Свадьба была необычной. Наверно, подобные церемонии случались во всех частях света, но все же присутствующих не покидало ощущение, что было в ней нечто специфически голливудское, что только в Голливуде двести пятьдесят человек могут собраться для того, чтобы отпраздновать заключение союза между бывшими супругами, которые когда-то развелись, вступили в другие браки, затем расстались со своими новыми супругами и снова связали себя брачными узами. В любом ином месте виновники торжества, наверно, отправились бы в какой-нибудь тихий провинциальный городок и зарегистрировались бы (как оказалось, снова не навечно) в присутствии пары свидетелей. Но такой вариант не годился для Голливуда тридцать седьмого года. Среди двух с половиной сотен гостей, приглашенных на свадьбу, были фотографы, журналисты, руководители студий, а также члены съемочных групп двух картин, в которых снимались молодожены. Невеста появилась в роскошном белом платье, подаренном ей костюмерным отделом одной из кинокомпаний.
Свадьбу сыграли в доме Делани. В ту пору он был женат на женщине, которая впоследствии стреляла в него из охотничьего ружья. Красивая, легкомысленная, она оказалась, к счастью, плохим стрелком. Делани, не любивший торжеств, устраивал их, чтобы сохранять мир в семье. Морис провел почти весь вечер в баре за картами.
Отис Кэррингтон, жених с изысканными манерами и глубоким грудным голосом, сидел, улыбаясь, между двумя своими бывшими женами на ступенях широкой, колониального стиля лестницы. Он пил черный кофе из большой чашки, воздерживаясь от алкоголя. Ни разу не взглянув на женщину, на которой он женился днем, Кэррингтон говорил своим прежним супругам: «Мне не нужен психоаналитик. Я сам знаю, что со мной. До тридцати лет я был влюблен в свою сестру. Осознав это, я почувствовал, что могу спиться. Однажды утром, проснувшись в Неаполе, я понял, что мне необходимо полностью отказаться от спиртного. За две недели до этого я отправился на вечеринку в Чикаго. Поднявшись с кровати в Неаполе, я увидел, что нахожусь в шикарном гостиничном номере, заставленном цветами и пустыми бутылками из-под виски. Я не помнил, как пересек океан, как добрался до Дирборнского вокзала».

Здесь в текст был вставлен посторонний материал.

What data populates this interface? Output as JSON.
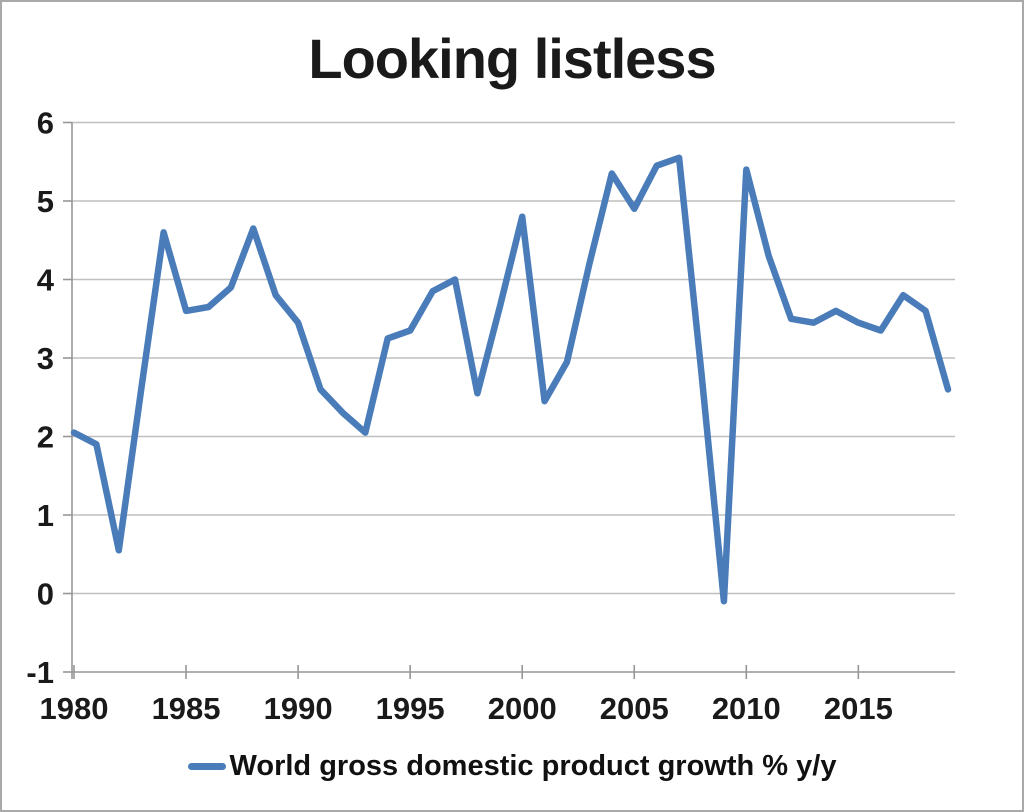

В трезвом состоянии он был любезен и остроумен. Джек не знал второго человека со столь безукоризненными манерами. Напившись, Отис крушил гостиные, срывал приемы, премьеры, губил браки и многолетнюю дружбу. В последние годы, чувствуя после нескольких месяцев воздержания, что кризис близок, он нанимал могучего санитара, который, сопровождая Кэррингтона повсюду, не позволял ему слишком расходиться. Порой случалось, что санитар не отходил от актера две недели кряду. Кэррингтон принадлежал к той старой, уже тогда вымиравшей породе актеров, которые в жизни вели себя как на сцене. Раскованные, броско одевающиеся, галантные, они отличались непредсказуемостью поведения, тягой к эффектному поступку. В апреле 1917 года, в первый день войны, Кэррингтон вышел из нью-йоркского театра, только что сыграв главную роль в спектакле; он воткнул цветок в петлицу своего дорогого костюма и, помахивая тросточкой, отправился в ближайший вербовочный пункт, где заявил о своем желании вступить в армию. Родившийся в другую эпоху, воспитанный в ином, менее романтическом духе, Джек безмерно восхищался Кэррингтоном, и когда началась его война (это произошло в середине съемок), Делани и агенту Джека пришлось проявить изрядное красноречие, чтобы удержать его от аналогичного поступка.